昔、あるところに、恋に落ちた男性がいました。彼は心から相手の女性を愛して、結婚を申し込んだのですが、その女性のほうは彼に対して、特別な思いを抱くことがまったくありませんでした。そればかりか、自分の利益のために男心をもてあそんで、愛情の証明として、彼にいろいろな要求を出したのです。つまり、彼女にとってはおもしろいゲームだったのです。そして最後に、彼に向かってこんなにもひどいことを要求しました、「私のことを誰よりも愛していることを証明してほしい。私の他に、あなたが愛している人が一人もいないことを証明してほしい。あなたの母親を殺して、その心臓を私のところに持ってきなさい」と。

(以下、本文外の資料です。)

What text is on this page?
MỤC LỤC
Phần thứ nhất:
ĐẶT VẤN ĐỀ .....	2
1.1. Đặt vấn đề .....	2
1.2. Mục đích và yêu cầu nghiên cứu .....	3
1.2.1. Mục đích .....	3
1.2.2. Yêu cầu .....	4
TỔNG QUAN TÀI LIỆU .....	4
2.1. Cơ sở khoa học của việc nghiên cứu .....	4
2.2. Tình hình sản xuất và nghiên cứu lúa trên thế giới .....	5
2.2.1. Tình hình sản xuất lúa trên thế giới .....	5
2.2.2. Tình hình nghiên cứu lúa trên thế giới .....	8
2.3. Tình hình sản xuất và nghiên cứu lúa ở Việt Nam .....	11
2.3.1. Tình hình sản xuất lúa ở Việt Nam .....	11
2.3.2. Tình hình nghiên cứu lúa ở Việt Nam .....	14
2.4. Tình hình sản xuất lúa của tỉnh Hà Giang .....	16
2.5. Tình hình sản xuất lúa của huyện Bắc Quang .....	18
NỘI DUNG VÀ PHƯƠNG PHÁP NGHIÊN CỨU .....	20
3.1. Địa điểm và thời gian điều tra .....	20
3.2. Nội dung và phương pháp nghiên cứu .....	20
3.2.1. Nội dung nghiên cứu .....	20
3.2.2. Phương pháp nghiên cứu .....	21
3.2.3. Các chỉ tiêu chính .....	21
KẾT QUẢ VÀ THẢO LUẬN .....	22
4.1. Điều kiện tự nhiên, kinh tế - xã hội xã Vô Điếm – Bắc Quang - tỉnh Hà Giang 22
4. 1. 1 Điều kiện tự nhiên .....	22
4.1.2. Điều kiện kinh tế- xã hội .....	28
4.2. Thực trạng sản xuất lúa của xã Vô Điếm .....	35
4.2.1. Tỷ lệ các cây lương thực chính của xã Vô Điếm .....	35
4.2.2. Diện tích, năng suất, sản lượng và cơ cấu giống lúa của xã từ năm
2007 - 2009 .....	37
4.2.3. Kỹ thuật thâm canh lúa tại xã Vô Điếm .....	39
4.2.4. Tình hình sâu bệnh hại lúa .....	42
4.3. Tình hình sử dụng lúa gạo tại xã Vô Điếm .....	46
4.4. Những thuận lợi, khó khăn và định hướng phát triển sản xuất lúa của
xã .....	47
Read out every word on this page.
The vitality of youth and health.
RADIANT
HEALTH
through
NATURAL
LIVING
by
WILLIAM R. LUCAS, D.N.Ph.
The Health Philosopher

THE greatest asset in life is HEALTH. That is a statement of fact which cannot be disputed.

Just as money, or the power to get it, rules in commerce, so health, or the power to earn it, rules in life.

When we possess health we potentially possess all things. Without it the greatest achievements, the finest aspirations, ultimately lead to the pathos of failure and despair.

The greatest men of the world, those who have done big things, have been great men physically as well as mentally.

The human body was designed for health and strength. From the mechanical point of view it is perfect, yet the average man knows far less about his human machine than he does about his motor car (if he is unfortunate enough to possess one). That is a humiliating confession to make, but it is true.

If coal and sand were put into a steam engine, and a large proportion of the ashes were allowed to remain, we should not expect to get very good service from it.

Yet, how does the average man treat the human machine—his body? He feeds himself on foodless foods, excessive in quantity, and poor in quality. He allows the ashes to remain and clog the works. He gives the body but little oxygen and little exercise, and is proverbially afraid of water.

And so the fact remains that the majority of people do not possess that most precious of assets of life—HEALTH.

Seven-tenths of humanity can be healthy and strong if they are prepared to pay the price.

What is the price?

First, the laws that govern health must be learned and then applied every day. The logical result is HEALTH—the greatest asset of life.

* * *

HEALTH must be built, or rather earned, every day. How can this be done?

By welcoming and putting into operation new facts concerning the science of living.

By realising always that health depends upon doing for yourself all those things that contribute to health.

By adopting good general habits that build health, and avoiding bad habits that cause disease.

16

男性は何週間も悩みましたが、ついに覚悟を決めました。なんと母親を殺し、その心臓を取り出して、彼女のところへ急いで持って行ったのです。ところが、余りに急いでいたからでしょう、森の中を走っていると転んでしまい、大事な心臓を落としてしまいました。転がっていく心臓を慌てて追いかけ、拾い上げて、再び行こうとしたその時、心臓の中から声がしました、「わたしの愛する息子よ。大丈夫かい?転んでケガをしなかったかい?」と。

これはインドで古くから伝えられている譬え話です。母親の我が子に対する愛情(ストルゲー)がいかに深いものであるかを良く表している話です。しかし、聖書が伝えている私どもに対する神の愛(アガペー)は、これよりも遥かに深いものなのです。「実にキリストは、わたしたちがまだ弱かったころ、定められた時に、不信心な者のために死んでくださった。正しい人のために死ぬ者はほとんどいません。善い人のために命を惜しまない者ならいるかもしれません。しかし、わたしたちがまだ罪人であったとき、キリストがわたしたちのために死んでくださったことにより、神はわたしたちに対する愛を示されました」(ロマ5.6-8)。

キリストは、私どもが不信仰な罪人であった時、つまり神の敵でさえあった時に私どもの身代わりとなって死んでくださいました。「自分はどうしようもない汚れた心を持ち、誰からも愛される価値のない、またその資格もないダメ人間だ」と思っても、私どもは神の愛から漏れてないのです。どうしようもない、まさに誰にも救いようのない罪人のためにこそ、イエス=キリストが死んでくださり、神の愛を顕してくださったのです。私はぜひ、あなたにその愛を信じ、受け入れて頂きたいのです。